The Zagreb National Theater is bright yellow and unmissable if you drive into the city from the west. Home to opera, orchestra, and dramatic performances, it’s a gorgeous building and calls to mind old world elegance.
Zagreb hosts several churches and cathedrals worth seeing. St. Mark’s Church has a unique roof that’s one of the most iconic spots in the city! It sits in the upper town near one end of Tunnel Gric (keep reading for more on that!). The church isn’t open to the public for tours, but you can attend mass there if you want to get the full experience.

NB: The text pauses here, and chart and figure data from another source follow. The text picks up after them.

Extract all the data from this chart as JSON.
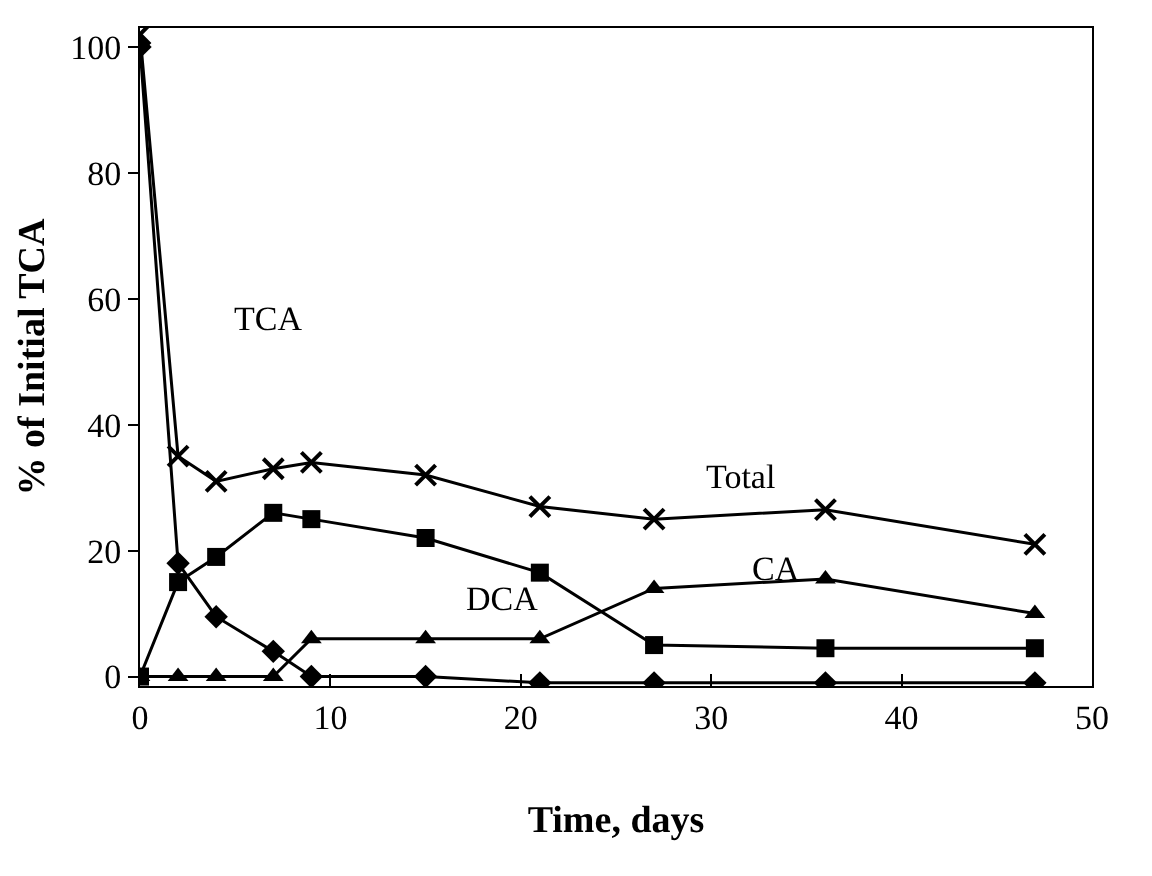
{
  "chart_data": {
    "type": "line",
    "xlabel": "Time, days",
    "ylabel": "% of Initial TCA",
    "x": [
      0,
      2,
      4,
      7,
      9,
      15,
      21,
      27,
      36,
      47
    ],
    "series": [
      {
        "name": "TCA",
        "color": "#000000",
        "marker": "diamond",
        "values": [
          100,
          18,
          9.5,
          4,
          0,
          0,
          -1,
          -1,
          -1,
          -1
        ]
      },
      {
        "name": "DCA",
        "color": "#000000",
        "marker": "square",
        "values": [
          0,
          15,
          19,
          26,
          25,
          22,
          16.5,
          5,
          4.5,
          4.5
        ]
      },
      {
        "name": "CA",
        "color": "#000000",
        "marker": "triangle",
        "values": [
          0,
          0,
          0,
          0,
          6,
          6,
          6,
          14,
          15.5,
          10
        ]
      },
      {
        "name": "Total",
        "color": "#000000",
        "marker": "cross",
        "values": [
          102,
          35,
          31,
          33,
          34,
          32,
          27,
          25,
          26.5,
          21
        ]
      }
    ],
    "xlim": [
      0,
      50
    ],
    "xticks": [
      0,
      10,
      20,
      30,
      40,
      50
    ],
    "ylim": [
      -1.5,
      103
    ],
    "yticks": [
      0,
      20,
      40,
      60,
      80,
      100
    ],
    "grid": false,
    "legend": false,
    "line_style": "solid"
  }
}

The Cathedral of the Assumption is also striking. The inside has the grandiose height of a cathedral but a much more spartan decor on the inside walls. Especially striking is the inscription taking up an entire wall – after doing a little research, I learned the script is called Glagolitic. It’s not a language, just a script for writing somewhat unique to Croatia.
I’m not sure if you’d classify this as architecture, but it technically is: don’t miss Tunnel Gric. It’s a WW2-era bunker tunnel that connects the upper and lower towns. It was reopened in 2016 as a way to cut through the two parts of the city. Walking through feels a bit otherworldly, and it’s long enough that you feel transported back in time.
One thing I loved in Zagreb was its street art!
Buildings and walls are coated in it, but it’s not the typical city graffiti you might expect. It ranges from delicate paintings of animals to odd scenes of indeterminate meaning to famous people. There’s also a courtyard full of Croatian inventors, who can claim to be the home country for inventors of the fountain pen and the blimp, not to mention Nikola Tesla.
There are also a few statues dotted throughout – not as many as Bratislava, but still fun to stumble across!
The Museum of Broken Relationships
Imagine a place where people are invited to send in stories and talismans of relationships that ended. The Museum of Broken Relationships started as a traveling exhibition but was so popular that the creators opened a standalone museum that people still submit to.
As you wander from room to room, each display has an item and an accompanying story or quote. Some are long and sad, others are weird or gross. It’s also fascinating to think about how people chose the single item that encompasses that particular relationship.
Running the gamut from hilarious to anger-inducing to weird to heartbreaking, the collection is a unique look into the way humanity deals with broken relationships.
The museum doesn’t just feature romantic relationships, either: they run the gamut from family members to friends to a particularly hilarious breakup with gluten for a celiac.
One note: this is a solidly PG-13 museum, so families keep that in mind.
Rather than try to squeeze a few recommendations here, I’ve created a separate post with suggestions. Whether you’re looking for high end, affordable meals, or breakfast, I’ve got some suggestions.
If you’re in an Airbnb and want to cook, I highly recommend checking out the Dolac Market! It’s open daily and you can find all manner of colorful, fresh ingredients from local farms.
What I’ll See Next Time
There are a few museums that I wished we had time to check out. So if you’re in the mood for art or need to stay busier than what I’ve shared already, try some of these!
The Museum of Naive Art sounded cool – the title made me laugh at first because I didn’t know the usage here. It means artists who haven’t formally trained in their medium.
Goofy, but consistently well-rated: the Museum of Illusions looks silly and fun. Think optical illusions and tricks on your eyes.
On a more somber note, the Image of War Photography Museum catalogs the Croatian War of Independence in the 1990s. I’ve read good things about this museum, which documents a conflict I know so little about.
Also, the single biggest draw to bring me to Zagreb? Their Christmas markets! The entire city transforms into a Christmas wonderland, and it’s consistently rated one of the best on the continent. That combined with the reasonable hotel and Airbnb rates make a return trip a no brainer!